It is interesting to hear (some) people praise Mr. Bernanke for having “saved” the United States and the world from Great Depression II. This praise is misplaced to say the least.
As Peter Schiff points out in the attached article Mr. Brenanke didn’t solve anything. He jacked the US and world economy with artificial stimulants, trillions in newly printed dollars. He juiced Wall Street which is now swimming laps in pools of funny money while everyday people continue to struggle, especially the poor.
The nature of poverty is ongoing struggle of course but when real wealth is created, when new businesses flourish, when organic economic growth occurs, more poor people are lifted out of poverty. Under Bernanke those with assets already have done very well (for the time being) while those who would like to own assets have seen that dream slip away. The “underclass” we’ve heard so much of over the past couple of decades has truly become permanent. 1 in 6 people in this country are fed by the government, and the number continues to grow.
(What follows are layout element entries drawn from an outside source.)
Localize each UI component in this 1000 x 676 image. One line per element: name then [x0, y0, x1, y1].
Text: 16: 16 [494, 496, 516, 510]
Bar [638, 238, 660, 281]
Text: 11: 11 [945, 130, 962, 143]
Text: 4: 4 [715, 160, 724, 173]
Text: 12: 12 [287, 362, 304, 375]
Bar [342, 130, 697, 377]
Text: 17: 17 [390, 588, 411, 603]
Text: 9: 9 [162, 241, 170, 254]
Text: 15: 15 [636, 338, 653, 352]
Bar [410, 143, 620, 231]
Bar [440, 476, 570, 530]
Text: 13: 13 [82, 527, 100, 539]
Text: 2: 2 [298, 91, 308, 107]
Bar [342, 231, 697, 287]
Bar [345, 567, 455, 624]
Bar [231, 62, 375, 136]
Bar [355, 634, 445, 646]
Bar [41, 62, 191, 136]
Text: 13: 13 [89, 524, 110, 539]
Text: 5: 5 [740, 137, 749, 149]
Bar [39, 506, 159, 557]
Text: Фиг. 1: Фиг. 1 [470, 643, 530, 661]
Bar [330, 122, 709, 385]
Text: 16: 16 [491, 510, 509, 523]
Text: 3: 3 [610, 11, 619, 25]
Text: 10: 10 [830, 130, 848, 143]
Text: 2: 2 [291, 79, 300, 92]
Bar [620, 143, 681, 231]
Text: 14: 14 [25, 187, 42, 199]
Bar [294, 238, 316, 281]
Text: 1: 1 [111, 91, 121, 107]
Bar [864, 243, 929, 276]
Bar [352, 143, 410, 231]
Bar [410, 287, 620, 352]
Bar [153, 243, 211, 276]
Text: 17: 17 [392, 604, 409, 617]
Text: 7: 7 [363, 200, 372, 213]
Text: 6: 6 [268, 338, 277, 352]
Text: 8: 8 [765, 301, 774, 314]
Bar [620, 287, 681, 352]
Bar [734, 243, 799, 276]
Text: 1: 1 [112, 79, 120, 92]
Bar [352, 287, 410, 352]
Debt burdens have shifted from consumer debt, to student debt as young people try to wait out the slow economy like the kids of the 60s tried to wait out the Vietnam War. When the economic refugees are forced out into the real world these students often find that there are no jobs available which pay enough to enable them to pay back the piles of debt they’ve accrued. A giant anchor hangs around the ankle of a generation.
So our “recovery” has benefited those who were already rich. Those with assets have seen these assets do well as juice flows through the system. The aspiring, the poor and the young, have to a large degree been shut out, and that isn’t much of a recovery. Just wait until the next big downturn comes. We’re about due.
(From The USA Today)
The actions taken by the Bernanke Fed have no precedent, and he has admitted to flying blind. But the bond buying (known as quantitative easing, or QE for short) that created feel-good asset bubbles in stocks, bonds and real estate was the easy part. To complete the process, the Fed must conjure an exit strategy to dispose of the nearly $4 trillion of assets that it now holds without puncturing any of the bubbles that its buying spree created.
Bernanke is like a novice airline pilot who has managed to take off and fly steady. The passengers celebrate the smooth ride, but he (or, more accurately, Janet Yellen) still has to land the plane. On that front the Fed remains clueless.